Andy and I talked about this poem a month or so ago and I promised him I would memorize it. Haven’t yet. But I will! I promise! Andy read out these lines: What we choose to fight is so tiny!/ What fights with us is so great. He went on: When we win it’s with small things, / and the triumph itself makes us small./ What is extraordinary and eternal/ does not want to be bent by us. Ouch, I say. But I wonder if he was consciously bending to a courageous acceptance of his illness? Trusting God. Trusting the deep poetic wisdom he felt in this poem.

Then Andy kept reading about the wrestlers being beaten by the angel and then read out the line he said resonated most with him: Winning does not tempt that man. I don’t remember if he finished reading the last lines. They sure get me: This is how he grows: by being defeated, decisively/ by constantly greater beings.

Andy was gentle man. But oh, so strong. But not in a look-at-me way. His strength came from deep integrity inside him. It made his gentleness for me even that more admirable. I felt that strength in his choice of this poem.

Andy didn’t stop fighting when the cancer hit. He kept working and enduring the impact of his drugs with great courage. And I wonder as I read this poem again and again if he found a comfort in the idea of accepting the possibility of defeat without giving up and from this gaining a sense of spiritual strength? Now, I wish I had asked him this directly.

I so appreciate that in thinking of him hours after his death I am thinking of him in the context of a poem. Of wrestling over what it meant for him. Because it was poetry and God that brought Andy I together when we met at the Glen Writers’ Workshop in Santa Fe in the late 2000’s. There Andy invited me to lead a poetry as prayer retreat in the Fall of 2009 for his parishioners at St. Timothy’s in Lake Jackson, south of Houston, where he was the rector. A gift I will cherish always!
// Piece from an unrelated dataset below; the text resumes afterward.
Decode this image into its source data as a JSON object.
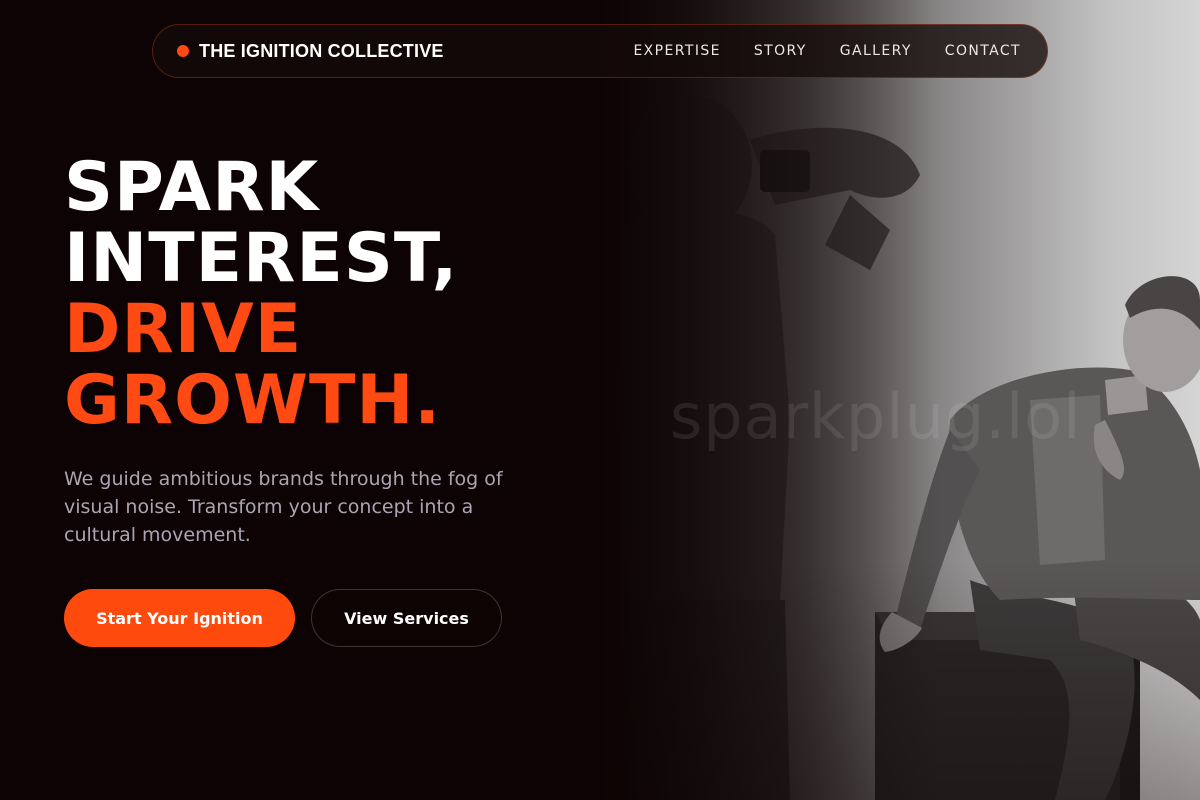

I led that retreat for nine years in Lake Jackson and another two in 2016 and 2017 in Houston after Andy and his wife Liz (also a cherished friend of mine and an Episcopalian priest) moved to new parishes there; Andy as rector of Emmanuel and Liz as the associate priest at Palmer Memorial. I was scheduled to lead another Houston retreat a few weeks ago but my health and Andy’s made that impossible.
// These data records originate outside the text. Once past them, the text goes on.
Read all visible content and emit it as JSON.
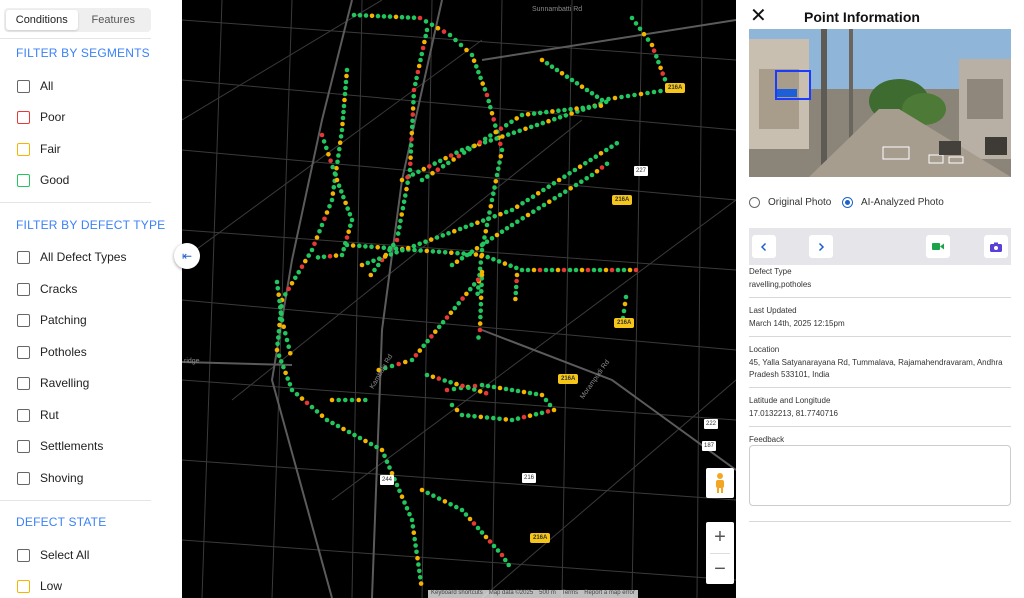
{
  "tabs": [
    {
      "label": "Conditions",
      "active": true
    },
    {
      "label": "Features",
      "active": false
    }
  ],
  "segments": {
    "title": "FILTER BY SEGMENTS",
    "items": [
      {
        "label": "All",
        "color": "#666666"
      },
      {
        "label": "Poor",
        "color": "#e53935"
      },
      {
        "label": "Fair",
        "color": "#f5b400"
      },
      {
        "label": "Good",
        "color": "#22c55e"
      }
    ]
  },
  "defect_types": {
    "title": "FILTER BY DEFECT TYPE",
    "items": [
      "All Defect Types",
      "Cracks",
      "Patching",
      "Potholes",
      "Ravelling",
      "Rut",
      "Settlements",
      "Shoving"
    ]
  },
  "defect_state": {
    "title": "DEFECT STATE",
    "items": [
      {
        "label": "Select All",
        "color": "#666666"
      },
      {
        "label": "Low",
        "color": "#f5b400"
      }
    ]
  },
  "map": {
    "road_labels": [
      "Sunnambatti Rd",
      "ridge",
      "Kambala Rd",
      "Morampudi Rd"
    ],
    "route_shields": [
      "216A",
      "216A",
      "216A",
      "216A",
      "216A"
    ],
    "nh_shields": [
      "227",
      "222",
      "187",
      "244",
      "216"
    ],
    "attribution": [
      "Keyboard shortcuts",
      "Map data ©2025",
      "500 m",
      "Terms",
      "Report a map error"
    ],
    "zoom_in": "+",
    "zoom_out": "−",
    "collapse_icon": "⇤",
    "colors": {
      "poor": "#e53935",
      "fair": "#f5b400",
      "good": "#22c55e"
    }
  },
  "info": {
    "title": "Point Information",
    "close": "✕",
    "photo_options": [
      {
        "label": "Original Photo",
        "selected": false
      },
      {
        "label": "AI-Analyzed Photo",
        "selected": true
      }
    ],
    "fields": [
      {
        "label": "Defect Type",
        "value": "ravelling,potholes"
      },
      {
        "label": "Last Updated",
        "value": "March 14th, 2025 12:15pm"
      },
      {
        "label": "Location",
        "value": "45, Yalla Satyanarayana Rd, Tummalava, Rajamahendravaram, Andhra Pradesh 533101, India"
      },
      {
        "label": "Latitude and Longitude",
        "value": "17.0132213, 81.7740716"
      },
      {
        "label": "Feedback",
        "value": ""
      }
    ],
    "accent": "#1e62c9"
  }
}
In June this year Andy and Liz sent me a birthday present: a book of prayers. Many of them poems. Here is an excerpt from one by John Henry Newman:

So long thy power has blest me, sure it still
            Will lead me on
O’er moor and fen, o’er crag and torrent, till
            The night is gone,
And with the morn those angel faces smile
Which I have loved long since, and lost awhile.
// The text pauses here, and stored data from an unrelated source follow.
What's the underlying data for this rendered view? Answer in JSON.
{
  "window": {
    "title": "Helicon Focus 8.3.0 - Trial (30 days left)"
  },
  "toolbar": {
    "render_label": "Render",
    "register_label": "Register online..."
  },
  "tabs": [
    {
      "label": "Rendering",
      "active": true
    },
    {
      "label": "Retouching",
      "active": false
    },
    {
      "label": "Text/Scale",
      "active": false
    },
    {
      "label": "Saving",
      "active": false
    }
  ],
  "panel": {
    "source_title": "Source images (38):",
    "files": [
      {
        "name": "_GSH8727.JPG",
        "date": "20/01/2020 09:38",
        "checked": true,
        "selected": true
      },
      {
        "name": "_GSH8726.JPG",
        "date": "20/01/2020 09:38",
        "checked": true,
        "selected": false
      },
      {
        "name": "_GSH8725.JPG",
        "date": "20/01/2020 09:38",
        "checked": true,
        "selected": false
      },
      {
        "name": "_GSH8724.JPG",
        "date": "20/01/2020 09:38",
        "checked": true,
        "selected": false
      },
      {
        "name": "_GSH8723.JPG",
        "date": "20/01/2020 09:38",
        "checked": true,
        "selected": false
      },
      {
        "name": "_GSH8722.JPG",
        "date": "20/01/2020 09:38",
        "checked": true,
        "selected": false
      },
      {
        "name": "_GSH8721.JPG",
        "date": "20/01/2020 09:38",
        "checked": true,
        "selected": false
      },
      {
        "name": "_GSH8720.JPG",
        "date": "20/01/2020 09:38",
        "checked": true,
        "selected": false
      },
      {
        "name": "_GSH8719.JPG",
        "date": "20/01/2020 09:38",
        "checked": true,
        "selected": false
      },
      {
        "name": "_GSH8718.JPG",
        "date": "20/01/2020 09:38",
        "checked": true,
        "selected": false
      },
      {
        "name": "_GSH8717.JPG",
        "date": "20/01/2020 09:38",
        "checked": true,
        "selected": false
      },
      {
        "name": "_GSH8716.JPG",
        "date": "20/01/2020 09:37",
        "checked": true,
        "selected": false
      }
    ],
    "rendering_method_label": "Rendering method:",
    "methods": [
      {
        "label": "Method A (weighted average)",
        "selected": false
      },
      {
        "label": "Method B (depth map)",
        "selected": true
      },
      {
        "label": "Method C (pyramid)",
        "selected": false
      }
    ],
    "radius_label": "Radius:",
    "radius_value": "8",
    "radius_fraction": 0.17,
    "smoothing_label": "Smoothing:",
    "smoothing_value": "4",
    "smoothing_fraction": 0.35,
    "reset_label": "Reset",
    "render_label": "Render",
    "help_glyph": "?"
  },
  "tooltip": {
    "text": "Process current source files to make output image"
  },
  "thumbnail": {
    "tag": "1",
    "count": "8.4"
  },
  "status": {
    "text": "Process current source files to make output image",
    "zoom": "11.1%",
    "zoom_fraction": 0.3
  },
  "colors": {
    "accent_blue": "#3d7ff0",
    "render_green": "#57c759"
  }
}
I don’t doubt for a moment this prayer/poem would resonate with Andy. Priest and poet. Not an unusual combination according to this quote by Friedrich von Hardenberg-Novalis:

“Poet and priest were one in the beginning – only later times have separated them. The true poet is however always a priest, just as the true priest has always remained a poet. Ought not the future to bring back this ancient condition of things.” In this, perhaps Andy was ahead of the times. Already priest and poet.

Dear father, dear grandfather, dear husband, dear friend, dear priest and poet. Farewell. So many will miss you.